The PERBB also has the potential to alter certain trends regarding executive and key employee compensation though it is unclear whether these changes will curtail the most infamous practices. By expanding the restrictions under section 503(c) of the Bankruptcy Code to pick up a broader set of individuals and incentive payments, the PERBB arguably closes certain loopholes left open when section 503(c) was first created under the Bankruptcy Abuse and Consumer Protection Act of 2005. However, payments of bonuses on the eve of bankruptcy (not subject to section 503(c)’s restrictions) have become increasingly common and such payments are not addressed by the PERBB directly. Similarly, capping the compensation of debtors’ post-emergence insiders to a median market standard for similarly situated companies may have little practical effect in industries where the market for executive compensation is already generous. Alternatively, such restrictions may diminish debtors’ ability to recruit new management and it is unclear for how long the restrictions must remain in place. Likewise, clawing back compensation from directors in an amount proportionate to reductions in benefits suffered by employees and retirees may provide a limited mechanism to force directors to “share the pain.” But, the full effects of this clawback right are unclear and it may have the counterintuitive effect of raising market compensation for directors generally as they seek a greater “cushion” (or demand new forms of insurance) to mitigate the potential effects of any clawback.
Conclusion
While it is unclear whether the PERBB will ever become law in its current form, it is clear that the PERBB, if passed, could significantly affect future bankruptcy reorganizations.
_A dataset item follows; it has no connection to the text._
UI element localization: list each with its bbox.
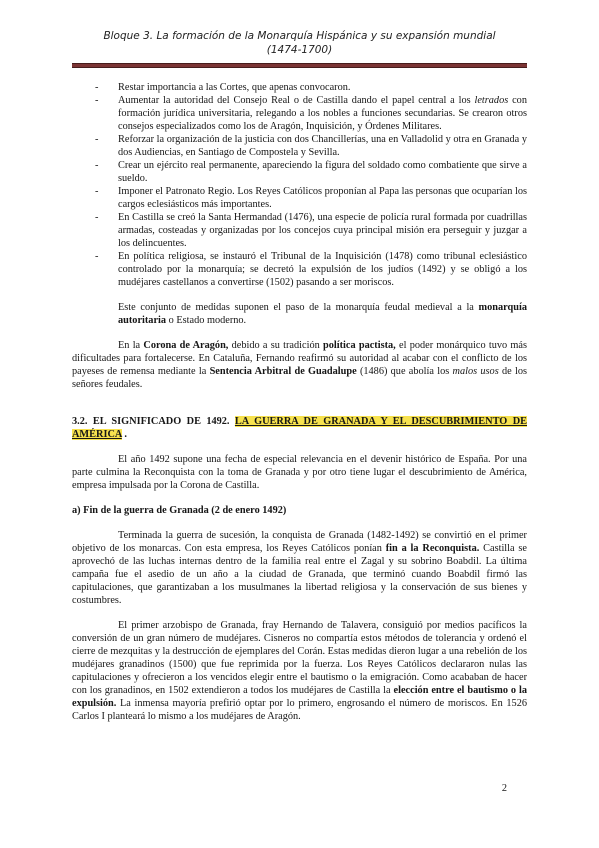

Employees and retirees would likely welcome the PERBB’s reforms as long overdue improvements on current market practice. Debtors and finance providers, however, may view the PERBB as imposing additional costs and complexity on an already expensive and complicated process and may be concerned that, without revisions, the PERBB may weaken the ability to recruit and retain senior management for companies emerging from bankruptcy. Thus, like so many other aspects of 2020, when it comes to the PERBB, the future is both uncertain and consequential. Even if passed into law, however, only time will reveal the PERBB’s full impact on future restructurings.